5.3. Reverse pointer-zap, provenance stripping at store time
There are some simpler provenance-y alternatives I thought about but couldn’t get workable semantics for. I’m mentioning them here in the hopes that they might inspire someone cleverer:
-
Reverse pointer-zap: we could try to formalize some notion like "at the time an object’s lifetime begins, all other pointers with the same value lose their provenance". (It’s not clear what "at the time" here could mean; happens-before is too strong, but "anything that doesn’t happen-after" is too weak).
-
Provenance stripping at store time: if some thread atomically stores a pointer to some object, if the start of the object’s lifetime happens-before the store, the stored pointer gets the provenance of that object; otherwise, it gets empty provenance.
The problem is that both of these directions end up breaking reasonable-seeming constructs in which pointers get passed around in a relaxed manner, only establishing synchronization in batch after some period of time has elapsed. For example, hazard pointer implementations will copy around pointers to objects they would not be allowed to access via those pointers; only the pointer value itself is used up until some synchronization point is reached. If we strip provenance without any ability to regain it, we start placing restrictions on the internal structure of those libraries.
6. Questions
-
Should the Early Escape example be UB?
-
Should the Synchronized-load, unsynchronized pointer example be UB? (If yes, we could come up with something more aggressive).
-
Where should the provenance-stripping occur?

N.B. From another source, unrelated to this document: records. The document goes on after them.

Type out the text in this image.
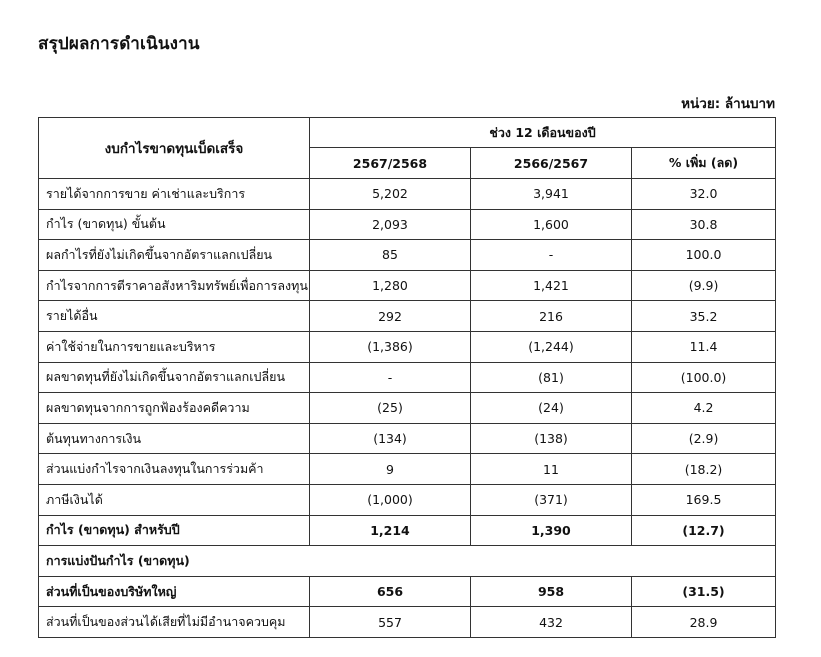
สรุปผลการดำเนินงาน
หน่วย: ล้านบาท
งบกำไรขาดทุนเบ็ดเสร็จ	ช่วง 12 เดือนของปี		
	2567/2568	2566/2567	% เพิ่ม (ลด)
รายได้จากการขาย ค่าเช่าและบริการ	5,202	3,941	32.0
กำไร (ขาดทุน) ขั้นต้น	2,093	1,600	30.8
ผลกำไรที่ยังไม่เกิดขึ้นจากอัตราแลกเปลี่ยน	85	-	100.0
กำไรจากการตีราคาอสังหาริมทรัพย์เพื่อการลงทุน	1,280	1,421	(9.9)
รายได้อื่น	292	216	35.2
ค่าใช้จ่ายในการขายและบริหาร	(1,386)	(1,244)	11.4
ผลขาดทุนที่ยังไม่เกิดขึ้นจากอัตราแลกเปลี่ยน	-	(81)	(100.0)
ผลขาดทุนจากการถูกฟ้องร้องคดีความ	(25)	(24)	4.2
ต้นทุนทางการเงิน	(134)	(138)	(2.9)
ส่วนแบ่งกำไรจากเงินลงทุนในการร่วมค้า	9	11	(18.2)
ภาษีเงินได้	(1,000)	(371)	169.5
กำไร (ขาดทุน) สำหรับปี	1,214	1,390	(12.7)
การแบ่งปันกำไร (ขาดทุน)			
ส่วนที่เป็นของบริษัทใหญ่	656	958	(31.5)
ส่วนที่เป็นของส่วนได้เสียที่ไม่มีอำนาจควบคุม	557	432	28.9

Another option is to say that it happens when some thread stores a pointer whose referant it cannot access.
-
Where does this fit in with pointer-zap discussions more generally?
7. References
Stephen Dolan’s talk at FOWM discusses essentially this issue, focusing on load buffering and load/store ordering.
The "synchronized load, unsynchronized pointer" example is distilled from an LLVM issue reported by Sung-Hwan Lee. (On that thread I claimed that a provenance-based approach would render the example UB; I think I misanalyzed it and my claim there is incorrect).
The C committee has been doing a lot of work formalizing provenance rules; some of the interesting and relevant links are here, here, and here.
Hans Boehm gave a talk in Tokyo with some good examples.